Leur rencontre au Festival international de poésie de
Heidelberg, en novembre 2006, a été
l’événement déclencheur de leur première
collaboration poétique : le recueil Tempo, tempesta e le
ferite dell’amore, qui témoigne, comme les auteurs le disent
eux-mêmes, non d’un mythe simplement revisité mais
revécu.
La luce dell’anima, ce deuxième recueil
écrit à quatre mains, évoque le mythe d’Amor et
Psychè, mais a également été ressenti comme
une sorte de Cantique des cantiques où les deux voix se feraient
entendre, dans un dialogue amoureux dont la voix masculine est celle du
poète allemand, et la voix féminine, celle de la
poète italienne : les deux se répondent et s’entrelacent
au fil du recueil. Mais telle une eau réflexive, la voix
italienne fait aussi écho à l’allemand, puisque chaque
poème de Dieter Schlesak est d’abord traduit par Vivetta Valacca
en italien, avant que son propre poème en réplique ne
suive. Il en résulte un jeu subtil de reflets et d’échos
tant linguistiques que poétiques, qui nous renvoient
après tout, toujours et encore, au mythe fondateur de
l’expérience poétique, celui d’Orphée et
d’Eurydice
(voir la lettre du poète allemand incluse dans la postface
signée par la poète italienne).
Nous avons souhaité donner un premier et bref aperçu de
ce livre exceptionnel en extrayant quelques textes de Dieter
Schlesak, en original et dans la traduction italienne de la
co-auteure du recueil, et en les accompagnant, pour les faire
connaître aux lecteurs de Francopolis, de la traduction
française qu’a bien voulu réaliser pour notre revue la
poète et traductrice Irène Gayraud,
elle-même fascinée par les mythes de la poésie
moderne et en particulier, celui d’Orphée et d’Eurydice (voir sa
présentation et quelques poèmes d’elle dans ce
numéro même, à la rubrique Francosemailles).
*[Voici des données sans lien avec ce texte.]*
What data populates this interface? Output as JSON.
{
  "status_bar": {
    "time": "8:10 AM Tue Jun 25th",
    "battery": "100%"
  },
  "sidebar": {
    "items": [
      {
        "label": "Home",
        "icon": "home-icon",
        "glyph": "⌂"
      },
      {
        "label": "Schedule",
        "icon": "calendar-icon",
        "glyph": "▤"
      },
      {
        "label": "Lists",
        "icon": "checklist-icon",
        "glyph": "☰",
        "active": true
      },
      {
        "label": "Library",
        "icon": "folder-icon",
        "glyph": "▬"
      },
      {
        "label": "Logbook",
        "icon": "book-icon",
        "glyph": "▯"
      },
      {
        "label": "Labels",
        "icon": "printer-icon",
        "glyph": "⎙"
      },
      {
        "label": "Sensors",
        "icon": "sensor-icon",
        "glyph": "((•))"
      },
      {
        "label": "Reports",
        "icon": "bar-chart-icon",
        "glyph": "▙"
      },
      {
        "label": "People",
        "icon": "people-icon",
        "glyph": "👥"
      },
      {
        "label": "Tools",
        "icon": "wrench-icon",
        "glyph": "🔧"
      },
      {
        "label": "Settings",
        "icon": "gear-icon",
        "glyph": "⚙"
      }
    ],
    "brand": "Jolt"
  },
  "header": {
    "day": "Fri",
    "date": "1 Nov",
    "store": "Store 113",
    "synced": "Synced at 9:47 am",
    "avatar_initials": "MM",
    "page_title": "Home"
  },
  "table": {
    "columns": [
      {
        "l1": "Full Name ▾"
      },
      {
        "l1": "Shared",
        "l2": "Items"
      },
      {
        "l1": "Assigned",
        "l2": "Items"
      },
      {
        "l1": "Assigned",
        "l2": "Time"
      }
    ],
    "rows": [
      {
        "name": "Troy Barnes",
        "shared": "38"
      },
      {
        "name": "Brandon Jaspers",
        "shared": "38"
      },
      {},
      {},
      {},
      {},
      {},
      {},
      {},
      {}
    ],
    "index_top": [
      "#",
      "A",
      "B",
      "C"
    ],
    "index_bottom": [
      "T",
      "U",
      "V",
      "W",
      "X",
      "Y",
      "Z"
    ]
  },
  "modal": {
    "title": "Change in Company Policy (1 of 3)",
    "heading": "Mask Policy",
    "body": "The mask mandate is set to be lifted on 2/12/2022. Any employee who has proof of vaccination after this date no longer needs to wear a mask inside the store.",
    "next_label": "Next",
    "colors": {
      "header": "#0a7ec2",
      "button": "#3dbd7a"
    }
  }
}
Dans ce sens, citons un fragment de la lettre de
Dieter Schlesak (p. 145),
dans la traduction d’Irène Gayraud (pour Francopolis) :
« Si, aujourd’hui, un poète commence avec Orphée et
Eurydice, avec le thème le plus poétique et le plus
profond possible, son chant doit posséder l’expérience,
vécue et sentie dans SON âme et dans SA chair, du lien
entre amour et mort, doit avoir vécu SON expérience de ce
lien par la flamme de l’amour et l’enfer, de cette limite, la
frontière absolue de l’adieu à jamais d’un être
aimé.
Voici la légende : Orphée, tenant par la main son
épouse, commença son parcours vers la lumière,
mais, pendant le voyage, un soupçon s’immisça dans son
esprit : peut-être tenait-il par la main une ombre et non pas
Eurydice. Oubliant alors la promesse faite, il se retourna pour la
voir, mais, à l’instant même où ses yeux se
posèrent sur son visage, Eurydice disparut et Orphée
assista impuissant à sa mort pour la seconde fois.
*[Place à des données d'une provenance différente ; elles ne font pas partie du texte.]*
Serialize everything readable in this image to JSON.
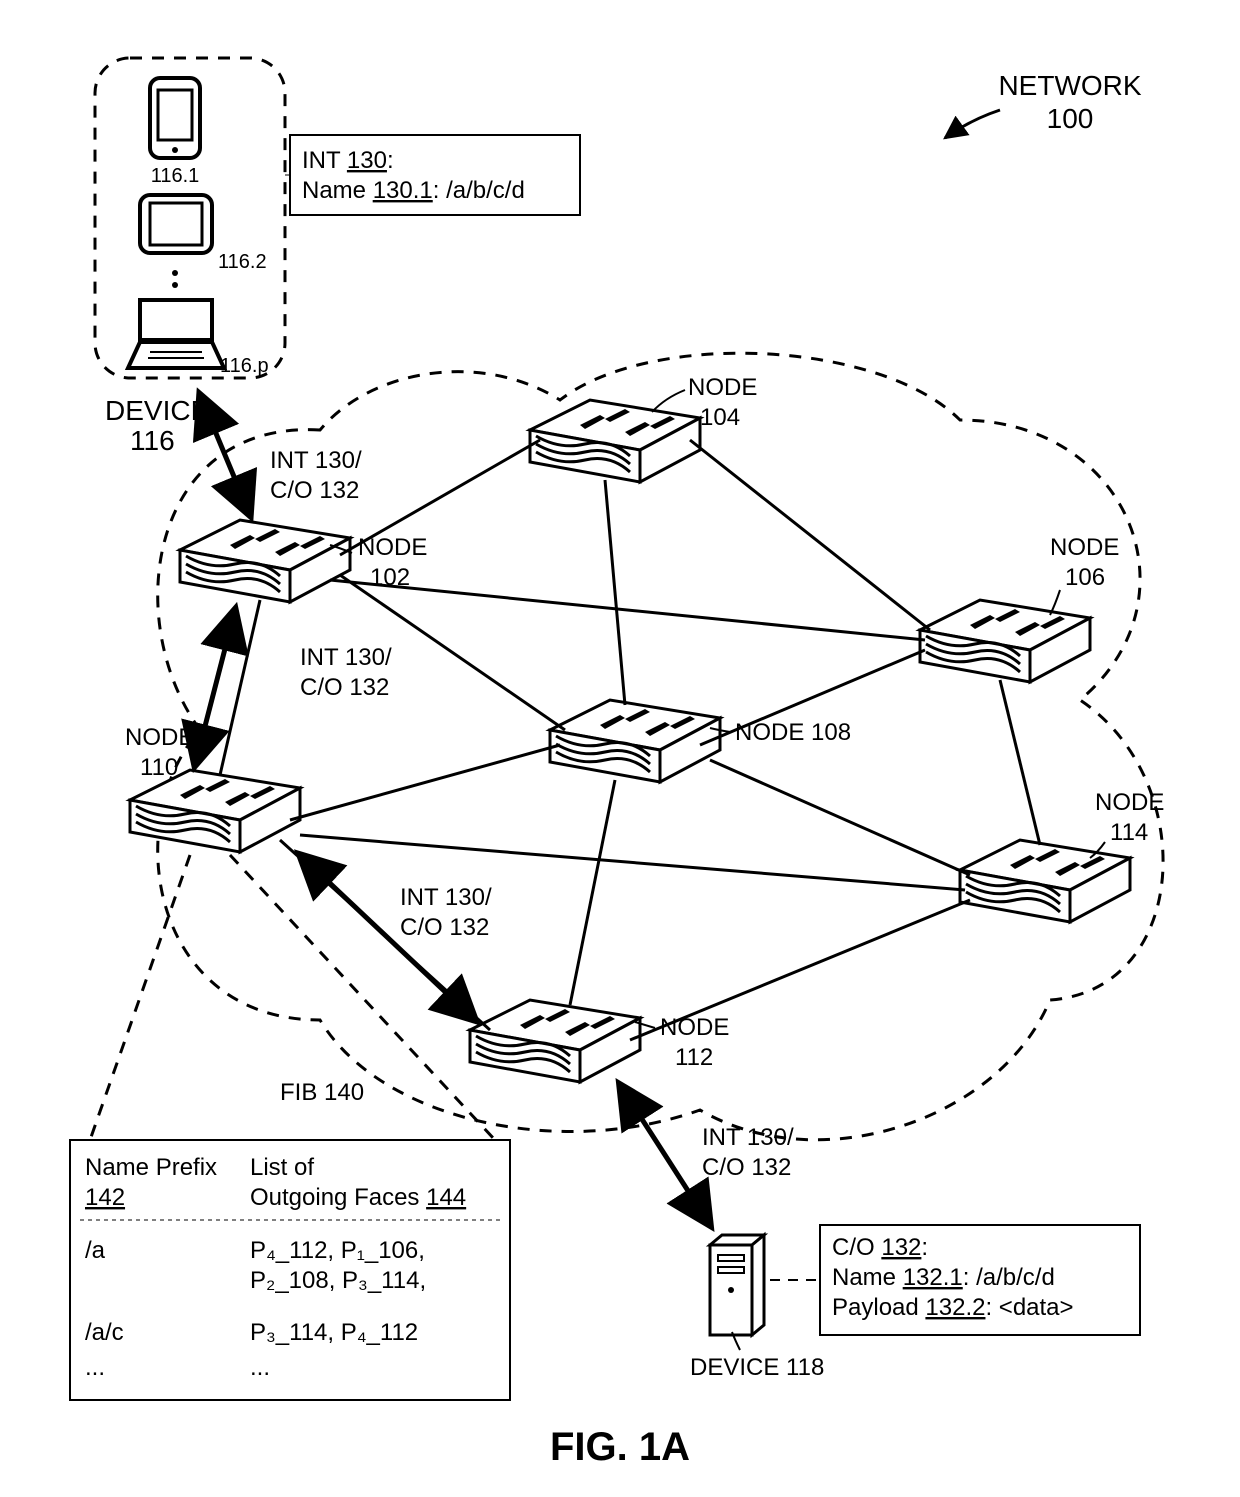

Mais l’amour dans la poésie n’est pas aveugle, et ce symbole
s’ouvre comme une fleur: jamais tu ne dois te retourner pour voir
seulement la mort ou voir ton amour comme spectre dans son corps seul.
Car ton amour, s’il est véritable, croit en la
résurrection, et en le fait de revoir la personne aimée
pour toujours vivante. Car l’amour est vie pour toujours. Et si tu ne
crois pas en cette vérité, tu n’aimes pas
véritablement. L’amour ouvre l’âme à cette
sphère absolue, c’est l’essence aimée même. »
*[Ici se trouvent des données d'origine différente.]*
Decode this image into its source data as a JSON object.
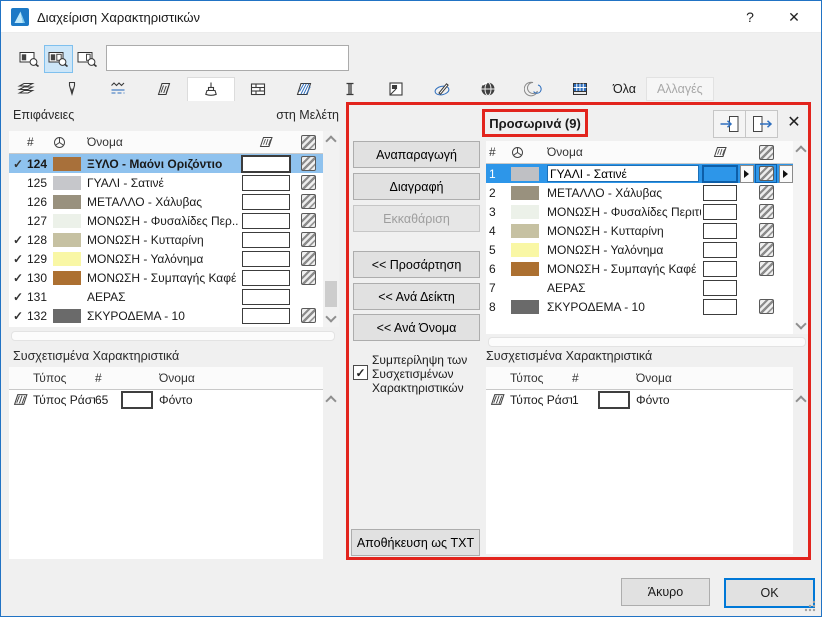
{
  "window": {
    "title": "Διαχείριση Χαρακτηριστικών",
    "help_label": "?",
    "close_label": "✕"
  },
  "search": {
    "value": ""
  },
  "tabs": {
    "icons": [
      "layers",
      "pens",
      "line-types",
      "fill-types",
      "surfaces",
      "composites",
      "building-materials",
      "profiles",
      "zone-categories",
      "markup-styles",
      "cities",
      "operation-profiles",
      "mep-systems"
    ],
    "active": "surfaces",
    "all_label": "Όλα",
    "changes_label": "Αλλαγές"
  },
  "left_panel": {
    "title": "Επιφάνειες",
    "scope_label": "στη Μελέτη",
    "header": {
      "index": "#",
      "name": "Όνομα"
    },
    "rows": [
      {
        "check": "✓",
        "index": "124",
        "swatch": "#A8703A",
        "name": "ΞΥΛΟ - Μαόνι Οριζόντιο"
      },
      {
        "check": "",
        "index": "125",
        "swatch": "#C6C7CB",
        "name": "ΓΥΑΛΙ - Σατινέ"
      },
      {
        "check": "",
        "index": "126",
        "swatch": "#99917E",
        "name": "ΜΕΤΑΛΛΟ - Χάλυβας"
      },
      {
        "check": "",
        "index": "127",
        "swatch": "#ECF1E9",
        "name": "ΜΟΝΩΣΗ - Φυσαλίδες Περ..."
      },
      {
        "check": "✓",
        "index": "128",
        "swatch": "#C6C1A2",
        "name": "ΜΟΝΩΣΗ - Κυτταρίνη"
      },
      {
        "check": "✓",
        "index": "129",
        "swatch": "#F9F7A5",
        "name": "ΜΟΝΩΣΗ - Υαλόνημα"
      },
      {
        "check": "✓",
        "index": "130",
        "swatch": "#AC7031",
        "name": "ΜΟΝΩΣΗ - Συμπαγής Καφέ"
      },
      {
        "check": "✓",
        "index": "131",
        "swatch": "",
        "name": "ΑΕΡΑΣ"
      },
      {
        "check": "✓",
        "index": "132",
        "swatch": "#6A6A6A",
        "name": "ΣΚΥΡΟΔΕΜΑ - 10"
      }
    ]
  },
  "middle": {
    "duplicate": "Αναπαραγωγή",
    "delete": "Διαγραφή",
    "purge": "Εκκαθάριση",
    "append": "<< Προσάρτηση",
    "by_index": "<< Ανά Δείκτη",
    "by_name": "<< Ανά Όνομα",
    "include_checkbox": "Συμπερίληψη των Συσχετισμένων Χαρακτηριστικών",
    "checkbox_glyph": "✓",
    "save_txt": "Αποθήκευση ως TXT"
  },
  "right_panel": {
    "title": "Προσωρινά (9)",
    "header": {
      "index": "#",
      "name": "Όνομα"
    },
    "rows": [
      {
        "index": "1",
        "swatch": "#BFC0C4",
        "name": "ΓΥΑΛΙ - Σατινέ"
      },
      {
        "index": "2",
        "swatch": "#99917E",
        "name": "ΜΕΤΑΛΛΟ - Χάλυβας"
      },
      {
        "index": "3",
        "swatch": "#ECF1E9",
        "name": "ΜΟΝΩΣΗ - Φυσαλίδες Περιτύ..."
      },
      {
        "index": "4",
        "swatch": "#C6C1A2",
        "name": "ΜΟΝΩΣΗ - Κυτταρίνη"
      },
      {
        "index": "5",
        "swatch": "#F9F7A5",
        "name": "ΜΟΝΩΣΗ - Υαλόνημα"
      },
      {
        "index": "6",
        "swatch": "#AC7031",
        "name": "ΜΟΝΩΣΗ - Συμπαγής Καφέ"
      },
      {
        "index": "7",
        "swatch": "",
        "name": "ΑΕΡΑΣ"
      },
      {
        "index": "8",
        "swatch": "#6A6A6A",
        "name": "ΣΚΥΡΟΔΕΜΑ - 10"
      }
    ]
  },
  "associated_left": {
    "title": "Συσχετισμένα Χαρακτηριστικά",
    "header": {
      "type": "Τύπος",
      "index": "#",
      "name": "Όνομα"
    },
    "row": {
      "type": "Τύπος Ράστ",
      "index": "65",
      "name": "Φόντο"
    }
  },
  "associated_right": {
    "title": "Συσχετισμένα Χαρακτηριστικά",
    "header": {
      "type": "Τύπος",
      "index": "#",
      "name": "Όνομα"
    },
    "row": {
      "type": "Τύπος Ράστ",
      "index": "1",
      "name": "Φόντο"
    }
  },
  "footer": {
    "cancel": "Άκυρο",
    "ok": "OK"
  },
  "colors": {
    "accent_blue": "#2D96E9",
    "inactive_selection_blue": "#8FC2EE",
    "annotation_red": "#E2241D",
    "window_border": "#2173C4"
  }
}
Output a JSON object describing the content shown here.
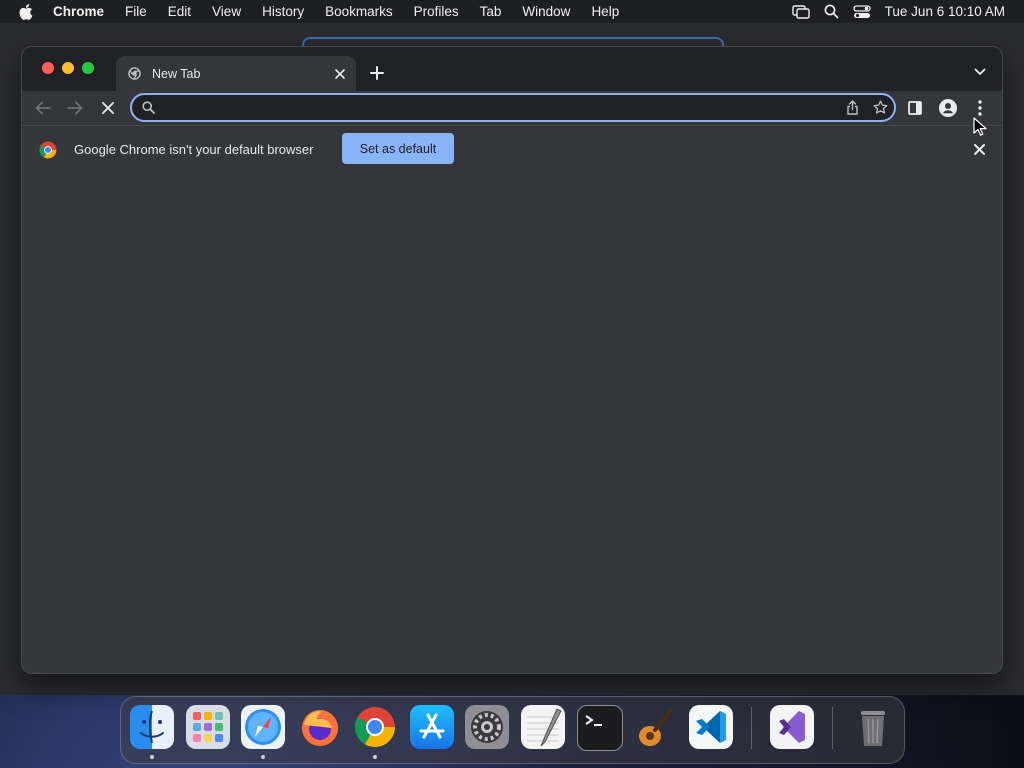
{
  "menubar": {
    "app_name": "Chrome",
    "items": [
      "File",
      "Edit",
      "View",
      "History",
      "Bookmarks",
      "Profiles",
      "Tab",
      "Window",
      "Help"
    ],
    "clock": "Tue Jun 6  10:10 AM"
  },
  "browser": {
    "tab_title": "New Tab",
    "omnibox_value": "",
    "infobar_message": "Google Chrome isn't your default browser",
    "infobar_button": "Set as default"
  },
  "dock": {
    "apps": [
      "Finder",
      "Launchpad",
      "Safari",
      "Firefox",
      "Google Chrome",
      "App Store",
      "System Settings",
      "TextEdit",
      "Terminal",
      "GarageBand",
      "Visual Studio Code",
      "Visual Studio",
      "Trash"
    ]
  },
  "colors": {
    "accent": "#8ab4f8",
    "window_bg": "#35363a",
    "tabstrip_bg": "#202124"
  }
}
Sous ce signe, In amore vincimus !
[Toi,
qui t’as envoyée dans ma vie]
Toi, qui t’as envoyée dans ma vie
Si claire parce que tu t’y trouves
Caresse qui dissout le monde
Tout est si doux, si étonnamment tendre
En haut
Ce qui nous fait fluer
Le fleuve de Dieu en nous
Jamais ne meurt
|
Du wer hat dich in meine Tage geschickt
Die so hell sind weil es dich gibt
Zärtlichkeit die die Welt auflöst
Alles so weich so unfassbar zart
Aufwärts
Was uns zum Fließen bringt
Fluss Gottes in uns
Die nie stirbt
p. 20
|
Chi ha mandato te, te nella mia vita
Cosi luminosa perché tu ci sei
Sei la carezza che disosolve il mondo
Tutto è cosi morbido e impensabile
In direzione del cielo
Quello che ci fa scorrere
L’acqua di Dio in noi
Non muore mai
p. 21
|
[À l’horizon se tiennent des bateaux]
À l’horizon se tiennent des bateaux sans
voiles
Squelettes de leur savoir en « se tenir »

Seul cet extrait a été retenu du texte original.